The RESTful web service must authenticate requests in order to send a response. Authentication is the process of confirming identity. For example, an ID card or driver’s license can be used to prove identity. Similarly, clients of the RESTful service must prove their identity to the server to establish trust.
The RESTful API supports four common authentication methods:
HTTP authentication
HTTP defines some authentication schemes that can be used when implementing the RESTful API. Two such schemes are summarized below:
Basic authentication
In basic authentication, the client sends a username and password in the request header. It encodes them using the base64 encoding method, which converts the username-password pair into a 64-character set for secure transmission.
Media Authentication
Media authentication is the process of granting access control to the bearer token. Typically, the bearer token is an encrypted string of characters that the server generates in response to a login request.
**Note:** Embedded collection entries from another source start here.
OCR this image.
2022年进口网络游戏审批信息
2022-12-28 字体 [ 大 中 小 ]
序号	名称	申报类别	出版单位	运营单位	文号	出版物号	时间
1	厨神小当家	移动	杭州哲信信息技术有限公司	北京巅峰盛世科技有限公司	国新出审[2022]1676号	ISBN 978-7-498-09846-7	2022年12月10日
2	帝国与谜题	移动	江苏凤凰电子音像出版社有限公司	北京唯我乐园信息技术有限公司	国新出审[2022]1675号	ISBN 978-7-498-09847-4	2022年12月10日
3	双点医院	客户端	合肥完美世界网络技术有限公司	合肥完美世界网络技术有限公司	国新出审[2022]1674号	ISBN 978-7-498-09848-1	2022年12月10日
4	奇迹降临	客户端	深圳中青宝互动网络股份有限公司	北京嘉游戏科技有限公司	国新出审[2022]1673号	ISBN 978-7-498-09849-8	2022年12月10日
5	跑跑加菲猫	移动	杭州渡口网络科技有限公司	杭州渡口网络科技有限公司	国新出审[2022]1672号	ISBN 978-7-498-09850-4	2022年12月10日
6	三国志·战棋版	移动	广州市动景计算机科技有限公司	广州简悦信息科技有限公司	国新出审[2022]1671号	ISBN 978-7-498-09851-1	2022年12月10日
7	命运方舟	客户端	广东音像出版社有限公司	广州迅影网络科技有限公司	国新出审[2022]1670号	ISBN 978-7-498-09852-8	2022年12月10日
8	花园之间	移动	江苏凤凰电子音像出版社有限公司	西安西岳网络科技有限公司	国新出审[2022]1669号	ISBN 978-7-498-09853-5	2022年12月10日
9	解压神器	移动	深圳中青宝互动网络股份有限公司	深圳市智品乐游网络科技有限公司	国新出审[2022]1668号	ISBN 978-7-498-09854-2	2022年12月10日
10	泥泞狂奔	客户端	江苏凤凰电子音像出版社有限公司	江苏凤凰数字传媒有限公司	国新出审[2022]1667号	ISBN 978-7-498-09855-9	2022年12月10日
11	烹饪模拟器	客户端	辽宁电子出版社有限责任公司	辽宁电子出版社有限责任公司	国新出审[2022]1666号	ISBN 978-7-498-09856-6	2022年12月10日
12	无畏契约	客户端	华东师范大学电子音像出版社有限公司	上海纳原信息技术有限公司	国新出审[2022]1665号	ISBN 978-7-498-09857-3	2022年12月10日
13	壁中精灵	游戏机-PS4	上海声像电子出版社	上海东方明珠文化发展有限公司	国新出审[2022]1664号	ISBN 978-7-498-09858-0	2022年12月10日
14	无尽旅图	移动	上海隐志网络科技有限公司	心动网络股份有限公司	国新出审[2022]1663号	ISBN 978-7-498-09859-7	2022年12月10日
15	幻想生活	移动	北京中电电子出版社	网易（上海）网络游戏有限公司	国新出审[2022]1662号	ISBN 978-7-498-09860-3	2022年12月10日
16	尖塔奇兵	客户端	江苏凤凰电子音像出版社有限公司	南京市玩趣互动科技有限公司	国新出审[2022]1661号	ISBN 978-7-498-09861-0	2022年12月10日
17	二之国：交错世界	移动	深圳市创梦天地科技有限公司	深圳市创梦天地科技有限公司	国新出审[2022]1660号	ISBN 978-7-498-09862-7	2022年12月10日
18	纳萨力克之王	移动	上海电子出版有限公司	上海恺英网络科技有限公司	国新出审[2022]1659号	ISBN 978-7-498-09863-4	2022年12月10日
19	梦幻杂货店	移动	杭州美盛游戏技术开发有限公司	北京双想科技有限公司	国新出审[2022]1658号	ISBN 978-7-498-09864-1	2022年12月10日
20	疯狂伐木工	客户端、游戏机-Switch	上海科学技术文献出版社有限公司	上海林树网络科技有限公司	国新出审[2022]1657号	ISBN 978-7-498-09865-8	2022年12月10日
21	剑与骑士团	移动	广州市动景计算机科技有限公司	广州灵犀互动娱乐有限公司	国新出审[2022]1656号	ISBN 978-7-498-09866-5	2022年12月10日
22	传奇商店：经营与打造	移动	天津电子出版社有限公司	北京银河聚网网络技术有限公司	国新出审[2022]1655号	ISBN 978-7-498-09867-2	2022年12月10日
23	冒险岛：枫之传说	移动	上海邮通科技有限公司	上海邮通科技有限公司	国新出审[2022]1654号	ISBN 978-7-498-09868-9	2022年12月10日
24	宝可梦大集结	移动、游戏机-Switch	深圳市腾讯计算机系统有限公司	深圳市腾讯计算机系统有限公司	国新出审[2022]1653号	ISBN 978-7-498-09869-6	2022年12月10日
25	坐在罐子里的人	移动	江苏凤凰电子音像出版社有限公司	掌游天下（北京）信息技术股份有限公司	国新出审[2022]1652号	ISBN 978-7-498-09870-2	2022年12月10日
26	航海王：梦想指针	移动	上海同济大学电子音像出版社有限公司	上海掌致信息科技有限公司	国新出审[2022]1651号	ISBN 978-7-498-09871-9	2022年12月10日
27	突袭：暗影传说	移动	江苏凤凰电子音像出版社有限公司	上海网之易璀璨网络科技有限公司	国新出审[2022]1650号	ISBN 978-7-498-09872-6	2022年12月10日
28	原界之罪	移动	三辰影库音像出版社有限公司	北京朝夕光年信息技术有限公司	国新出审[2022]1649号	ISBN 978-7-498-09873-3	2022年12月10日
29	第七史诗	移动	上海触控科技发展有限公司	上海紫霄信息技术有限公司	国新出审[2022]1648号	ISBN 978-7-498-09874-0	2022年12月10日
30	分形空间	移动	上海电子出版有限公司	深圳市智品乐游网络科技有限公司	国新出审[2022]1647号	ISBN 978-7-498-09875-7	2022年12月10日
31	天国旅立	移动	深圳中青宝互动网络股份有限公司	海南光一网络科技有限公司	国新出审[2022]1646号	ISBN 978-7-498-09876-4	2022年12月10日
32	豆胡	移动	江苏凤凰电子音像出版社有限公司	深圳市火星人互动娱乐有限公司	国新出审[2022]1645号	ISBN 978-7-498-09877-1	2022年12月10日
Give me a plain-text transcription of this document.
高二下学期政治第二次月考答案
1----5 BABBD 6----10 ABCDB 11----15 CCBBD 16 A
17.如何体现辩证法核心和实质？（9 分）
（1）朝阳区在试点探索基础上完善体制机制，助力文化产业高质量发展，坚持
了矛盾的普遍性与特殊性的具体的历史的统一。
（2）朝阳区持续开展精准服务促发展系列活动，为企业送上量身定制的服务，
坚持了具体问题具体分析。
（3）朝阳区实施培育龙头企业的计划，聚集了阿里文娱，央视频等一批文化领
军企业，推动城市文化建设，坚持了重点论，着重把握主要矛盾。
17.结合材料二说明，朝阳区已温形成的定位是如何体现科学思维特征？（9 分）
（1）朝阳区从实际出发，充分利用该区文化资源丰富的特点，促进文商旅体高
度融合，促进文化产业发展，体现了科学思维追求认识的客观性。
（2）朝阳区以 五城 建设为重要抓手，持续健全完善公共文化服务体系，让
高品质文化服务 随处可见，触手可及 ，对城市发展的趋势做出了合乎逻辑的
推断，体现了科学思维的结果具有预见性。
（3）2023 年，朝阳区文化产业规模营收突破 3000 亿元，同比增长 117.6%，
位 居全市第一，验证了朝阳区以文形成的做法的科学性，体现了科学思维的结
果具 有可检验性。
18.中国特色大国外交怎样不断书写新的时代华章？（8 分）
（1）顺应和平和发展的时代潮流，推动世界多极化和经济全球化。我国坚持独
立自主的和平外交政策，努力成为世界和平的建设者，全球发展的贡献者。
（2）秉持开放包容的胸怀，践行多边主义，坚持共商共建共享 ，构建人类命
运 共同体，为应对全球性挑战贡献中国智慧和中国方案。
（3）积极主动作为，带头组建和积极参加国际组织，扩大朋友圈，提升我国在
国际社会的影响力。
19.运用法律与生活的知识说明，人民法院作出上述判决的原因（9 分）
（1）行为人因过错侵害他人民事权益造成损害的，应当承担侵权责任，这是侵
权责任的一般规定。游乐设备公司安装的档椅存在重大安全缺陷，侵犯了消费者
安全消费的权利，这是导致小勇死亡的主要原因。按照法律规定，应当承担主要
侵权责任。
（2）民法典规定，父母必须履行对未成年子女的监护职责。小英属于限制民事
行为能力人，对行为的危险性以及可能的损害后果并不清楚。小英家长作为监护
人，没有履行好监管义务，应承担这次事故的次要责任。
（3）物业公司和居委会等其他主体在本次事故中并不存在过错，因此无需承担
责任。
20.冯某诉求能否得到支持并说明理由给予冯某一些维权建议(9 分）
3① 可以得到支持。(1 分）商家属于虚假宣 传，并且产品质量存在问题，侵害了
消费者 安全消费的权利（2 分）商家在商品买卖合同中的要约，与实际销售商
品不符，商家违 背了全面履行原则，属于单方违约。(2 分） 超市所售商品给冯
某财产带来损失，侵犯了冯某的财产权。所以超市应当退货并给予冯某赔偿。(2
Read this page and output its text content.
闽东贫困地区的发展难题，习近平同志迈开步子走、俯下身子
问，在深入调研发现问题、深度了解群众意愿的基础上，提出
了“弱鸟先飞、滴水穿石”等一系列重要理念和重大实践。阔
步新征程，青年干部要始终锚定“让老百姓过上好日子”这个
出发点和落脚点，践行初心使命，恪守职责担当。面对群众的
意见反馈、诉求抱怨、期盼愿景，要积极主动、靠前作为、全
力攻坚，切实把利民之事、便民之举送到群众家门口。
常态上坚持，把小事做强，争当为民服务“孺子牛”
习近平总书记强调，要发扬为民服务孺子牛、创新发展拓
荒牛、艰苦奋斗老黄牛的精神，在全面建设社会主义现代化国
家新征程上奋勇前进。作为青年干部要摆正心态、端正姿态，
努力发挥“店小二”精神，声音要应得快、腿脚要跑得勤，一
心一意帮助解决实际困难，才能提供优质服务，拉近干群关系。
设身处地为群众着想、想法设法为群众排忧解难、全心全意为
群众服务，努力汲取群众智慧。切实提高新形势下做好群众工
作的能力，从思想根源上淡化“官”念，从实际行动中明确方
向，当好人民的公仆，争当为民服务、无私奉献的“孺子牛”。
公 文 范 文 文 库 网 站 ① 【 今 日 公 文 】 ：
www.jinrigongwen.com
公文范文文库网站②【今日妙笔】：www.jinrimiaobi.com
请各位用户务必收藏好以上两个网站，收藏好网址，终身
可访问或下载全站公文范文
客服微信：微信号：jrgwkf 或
The client sends the token in the request headers to access resources.
API keys
API keys are another option for REST API authentication. In this approach, the server generates a unique value and assigns it to the first client. Whenever the client tries to access resources, it uses the unique API key for verification. API keys are less secure: since the client must hand over the key, the likelihood of the key being stolen increases.
OAuth
OAuth combines passwords and tokens to securely log into any system. The server first requests a password and then an additional token to complete the authorization process. It can validate the token at any time as well as after a certain period of time according to the scope and expiration date.